I would respectfully suggest that our neighboring State of Tennessee in State v. Collier, Tenn., 567 S.W.2d 165 (1978), reached the correct result when it analyzed the Tennessee statute to the effect that the legislative intent to create a separate offense for the possession of each controlled substance, as well as separate penalties, were enumerated because each drug within a given schedule was dangerous and required control. See also, Nebraska v. Pope, 192 Neb. 755, 224 N.W.2d 521 (1974).
Missouri, in State v. Williams, Mo.App., 542 S.W.2d 3 (1976), determined that separate convictions would be valid for simultaneous possession of heroin and marijuana, both of which were Schedule I narcotics on the basis of legislative intent.
Georgia, in Tabb v. State, 250 Ga. 317, 297 S.E.2d 227 (1982) determined that there was no violation of double jeopardy principles when it affirmed the conviction of a defendant for four counts of possession with intent to distribute drugs, three of which were Schedule II controlled substances.

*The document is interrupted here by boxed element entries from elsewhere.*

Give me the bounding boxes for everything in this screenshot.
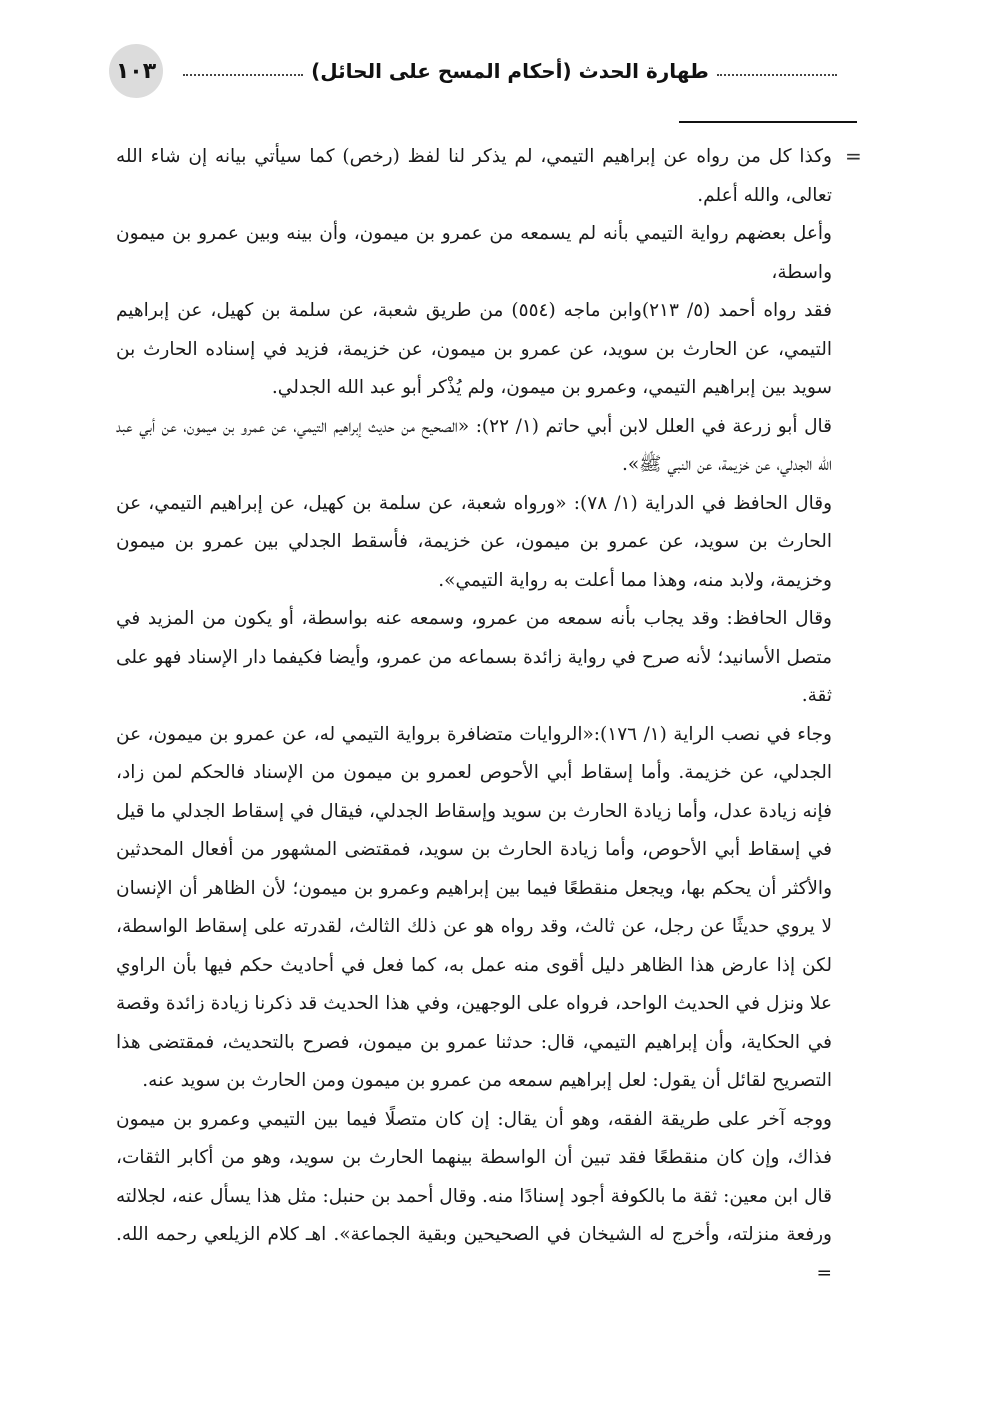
header-dotted-leader-right <box>717 74 837 76</box>
footnote-paragraph: وقال الحافظ: وقد يجاب بأنه سمعه من عمرو، وسمعه عنه بواسطة، أو يكون من المزيد في متصل الأسانيد؛ لأنه صرح في رواية زائدة بسماعه من عمرو، وأيضا فكيفما دار الإسناد فهو على ثقة. <box>116 608 832 706</box>
footnote-separator-rule <box>679 121 857 123</box>
footnote-continuation-mark: = <box>845 144 862 168</box>
page-number: ١٠٣ <box>109 44 163 98</box>
running-header-title: طهارة الحدث (أحكام المسح على الحائل) <box>311 59 709 83</box>
footnote-paragraph: فقد رواه أحمد (٥/ ٢١٣)وابن ماجه (٥٥٤) من طريق شعبة، عن سلمة بن كهيل، عن إبراهيم التيمي، عن الحارث بن سويد، عن عمرو بن ميمون، عن خزيمة، فزيد في إسناده الحارث بن سويد بين إبراهيم التيمي، وعمرو بن ميمون، ولم يُذْكر أبو عبد الله الجدلي. <box>116 300 832 398</box>
footnote-paragraph: وأعل بعضهم رواية التيمي بأنه لم يسمعه من عمرو بن ميمون، وأن بينه وبين عمرو بن ميمون واسطة، <box>116 223 832 283</box>
header-dotted-leader-left <box>183 74 303 76</box>
footnote-text <box>116 138 832 1293</box>
footnote-paragraph: وجاء في نصب الراية (١/ ١٧٦):«الروايات متضافرة برواية التيمي له، عن عمرو بن ميمون، عن الجدلي، عن خزيمة. وأما إسقاط أبي الأحوص لعمرو بن ميمون من الإسناد فالحكم لمن زاد، فإنه زيادة عدل، وأما زيادة الحارث بن سويد وإسقاط الجدلي، فيقال في إسقاط الجدلي ما قيل في إسقاط أبي الأحوص، وأما زيادة الحارث بن سويد، فمقتضى المشهور من أفعال المحدثين والأكثر أن يحكم بها، ويجعل منقطعًا فيما بين إبراهيم وعمرو بن ميمون؛ لأن الظاهر أن الإنسان لا يروي حديثًا عن رجل، عن ثالث، وقد رواه هو عن ذلك الثالث، لقدرته على إسقاط الواسطة، لكن إذا عارض هذا الظاهر دليل أقوى منه عمل به، كما فعل في أحاديث حكم فيها بأن الراوي علا ونزل في الحديث الواحد، فرواه على الوجهين، وفي هذا الحديث قد ذكرنا زيادة زائدة وقصة في الحكاية، وأن إبراهيم التيمي، قال: حدثنا عمرو بن ميمون، فصرح بالتحديث، فمقتضى هذا التصريح لقائل أن يقول: لعل إبراهيم سمعه من عمرو بن ميمون ومن الحارث بن سويد عنه. <box>116 723 832 1091</box>
footnote-paragraph: وقال الحافظ في الدراية (١/ ٧٨): «ورواه شعبة، عن سلمة بن كهيل، عن إبراهيم التيمي، عن الحارث بن سويد، عن عمرو بن ميمون، عن خزيمة، فأسقط الجدلي بين عمرو بن ميمون وخزيمة، ولابد منه، وهذا مما أعلت به رواية التيمي». <box>116 492 833 591</box>
footnote-paragraph: ووجه آخر على طريقة الفقه، وهو أن يقال: إن كان متصلًا فيما بين التيمي وعمرو بن ميمون فذاك، وإن كان منقطعًا فقد تبين أن الواسطة بينهما الحارث بن سويد، وهو من أكابر الثقات، قال ابن معين: ثقة ما بالكوفة أجود إسنادًا منه. وقال أحمد بن حنبل: مثل هذا يسأل عنه، لجلالته ورفعة منزلته، وأخرج له الشيخان في الصحيحين وبقية الجماعة». اهـ كلام الزيلعي رحمه الله. = <box>116 1108 832 1284</box>
footnote-paragraph: وكذا كل من رواه عن إبراهيم التيمي، لم يذكر لنا لفظ (رخص) كما سيأتي بيانه إن شاء الله تعالى، والله أعلم. <box>116 146 832 206</box>
running-header <box>175 56 845 86</box>
footnote-paragraph: قال أبو زرعة في العلل لابن أبي حاتم (١/ ٢٢): «الصحيح من حديث إبراهيم التيمي، عن عمرو بن ميمون، عن أبي عبد الله الجدلي، عن خزيمة، عن النبي ﷺ». <box>116 415 832 475</box>
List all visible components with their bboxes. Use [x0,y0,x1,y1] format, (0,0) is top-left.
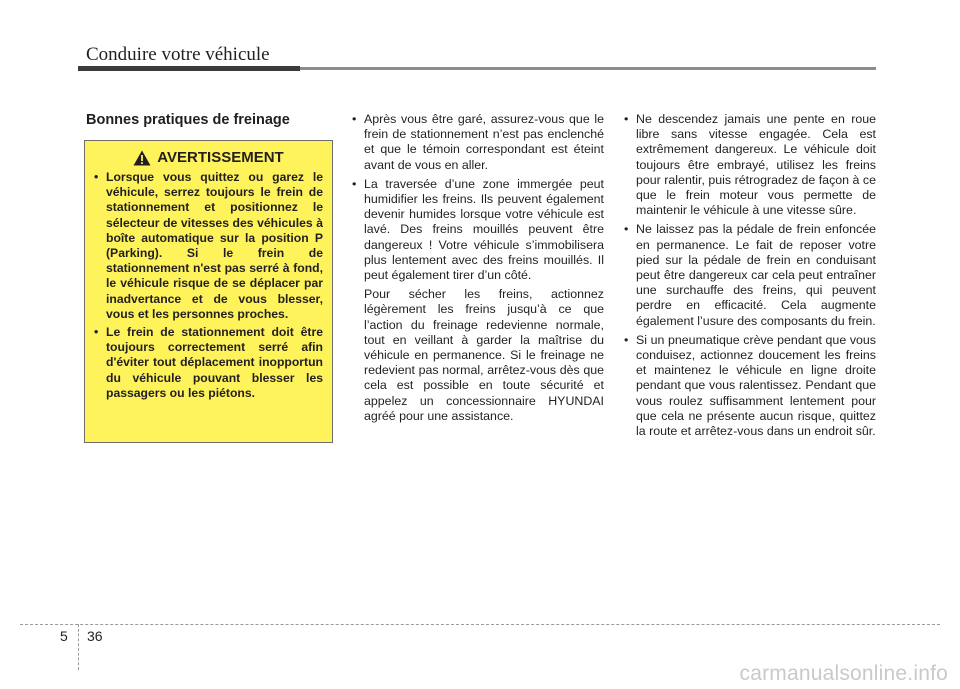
column-2 [352,112,604,424]
column-3 [624,112,876,443]
drying-paragraph: Pour sécher les freins, actionnez légèrement les freins jusqu’à ce que l’action du freinage redevienne normale, tout en veillant à garder la maîtrise du véhicule en permanence. Si le freinage ne redevient pas normal, arrêtez-vous dès que cela est possible en toute sécurité et appelez un concessionnaire HYUNDAI agréé pour une assistance. [364,287,604,423]
list-item: • Ne descendez jamais une pente en roue libre sans vitesse engagée. Cela est extrêmement dangereux. Le véhicule doit toujours être embrayé, utilisez les freins pour ralentir, puis rétrogradez de façon à ce que le frein moteur vous permette de maintenir le véhicule à une vitesse sûre. [624,112,876,218]
list-item: • La traversée d’une zone immergée peut humidifier les freins. Ils peuvent également devenir humides lorsque votre véhicule est lavé. Des freins mouillés peuvent être dangereux ! Votre véhicule s’immobilisera plus lentement avec des freins mouillés. Il peut également tirer d’un côté. [352,177,604,283]
warning-header [94,149,323,166]
warning-item: • Le frein de stationnement doit être toujours correctement serré afin d'éviter tout déplacement inopportun du véhicule pouvant blesser les passagers ou les piétons. [94,325,323,401]
column-3-list [624,112,876,439]
footer-divider [20,624,940,625]
list-item: • Après vous être garé, assurez-vous que le frein de stationnement n’est pas enclenché et que le témoin correspondant est éteint avant de vous en aller. [352,112,604,173]
chapter-number: 5 [60,628,68,644]
column-2-list [352,112,604,283]
warning-item: • Lorsque vous quittez ou garez le véhicule, serrez toujours le frein de stationnement et positionnez le sélecteur de vitesses des véhicules à boîte automatique sur la position P (Parking). Si le frein de stationnement n'est pas serré à fond, le véhicule risque de se déplacer par inadvertance et de vous blesser, vous et les personnes proches. [94,170,323,322]
footer-separator [78,624,79,670]
warning-list [94,170,323,401]
page-number: 36 [87,628,103,644]
section-title: Bonnes pratiques de freinage [86,112,290,128]
warning-triangle-icon [133,150,151,166]
warning-box [84,140,333,443]
header-bar-dark [78,66,300,71]
list-item: • Si un pneumatique crève pendant que vous conduisez, actionnez doucement les freins et maintenez le véhicule en ligne droite pendant que vous ralentissez. Pendant que vous roulez suffisamment lentement pour que cela ne présente aucun risque, quittez la route et arrêtez-vous dans un endroit sûr. [624,333,876,439]
header-title: Conduire votre véhicule [86,44,270,65]
list-item: • Ne laissez pas la pédale de frein enfoncée en permanence. Le fait de reposer votre pied sur la pédale de frein en conduisant peut être dangereux car cela peut entraîner une surchauffe des freins, qui peuvent perdre en efficacité. Cela augmente également l’usure des composants du frein. [624,222,876,328]
header-bar-light [300,67,876,70]
warning-title: AVERTISSEMENT [157,149,284,166]
watermark: carmanualsonline.info [739,662,948,685]
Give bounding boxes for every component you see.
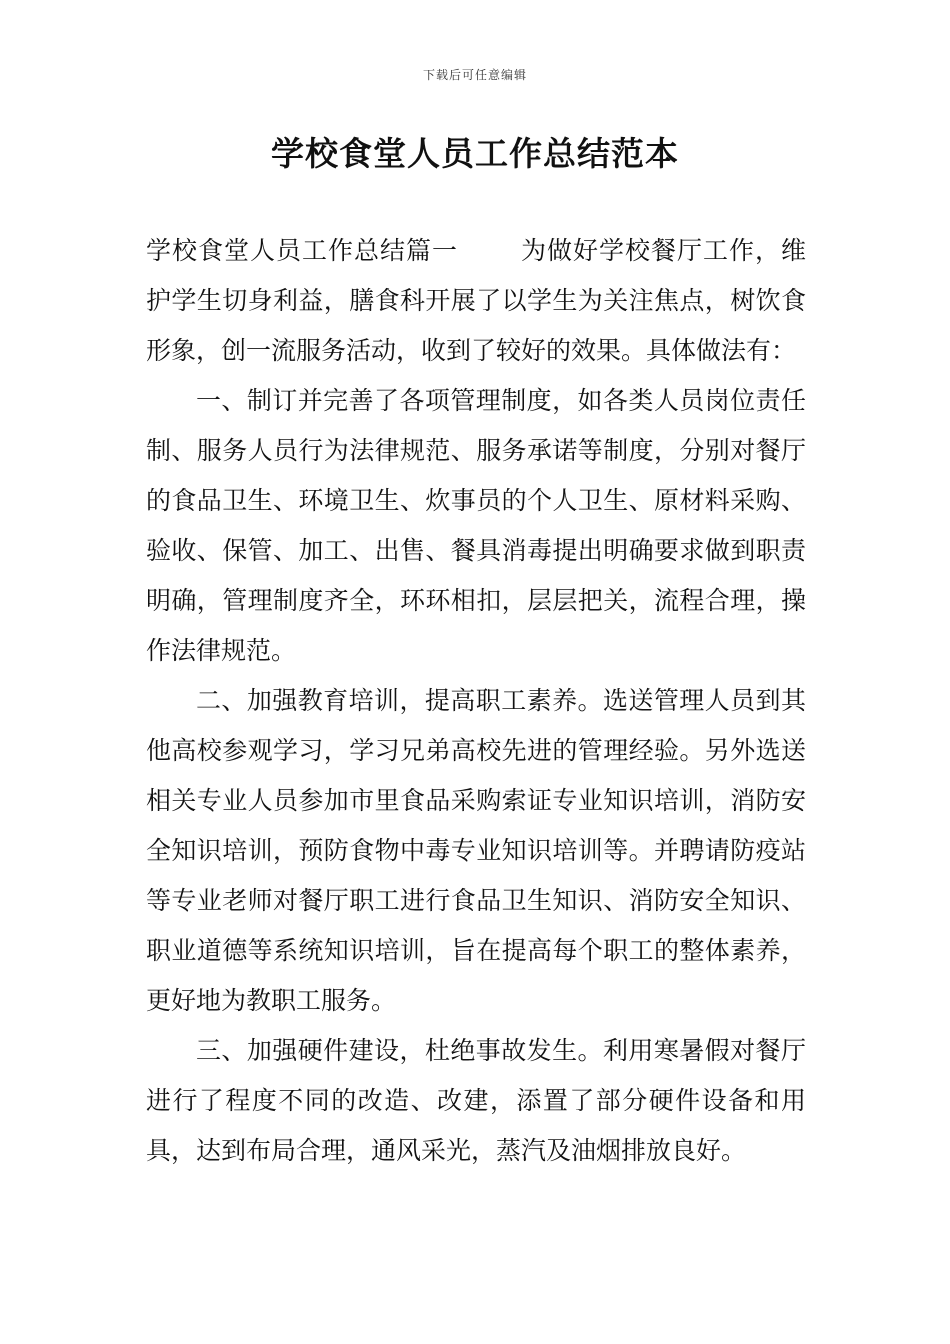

Again the Court relies on its interpretation of the legislative intent. See also, Howard v. State, 144 Ga.App. 208, 240 S.E.2d 908 (1977).
Montana in State v. Meadors, 177 Mont. 100, 580 P.2d 903 (1978), found no double jeopardy prohibition from a conviction for possession of two drugs prohibited on the same schedule. The wording of the Montana statute was similar to that of KRS 218A.040.
New Mexico, in State v. Smith, 94 N.M. 379, 610 P.2d 1208 (1980) found no double jeopardy problem in a case in which the defendant was convicted of four counts of trafficking with intent to distribute narcotic drugs all arising from one sale. There were four different substances, and the defendant claimed that the four charges merged into one.
The majority opinion has chosen a different avenue in order to address this type of situation. I cannot agree because I believe that the clear legislative intent is to provide punishment for those who sell or possess specific individual drugs regardless of the schedule which lists the drugs. In this instance, I must disagree with the majority view, and it is my opinion that the facts here amount to what might be called a single impulse but which clearly has compound consequences.
I would affirm the conviction and reverse the Court of Appeals.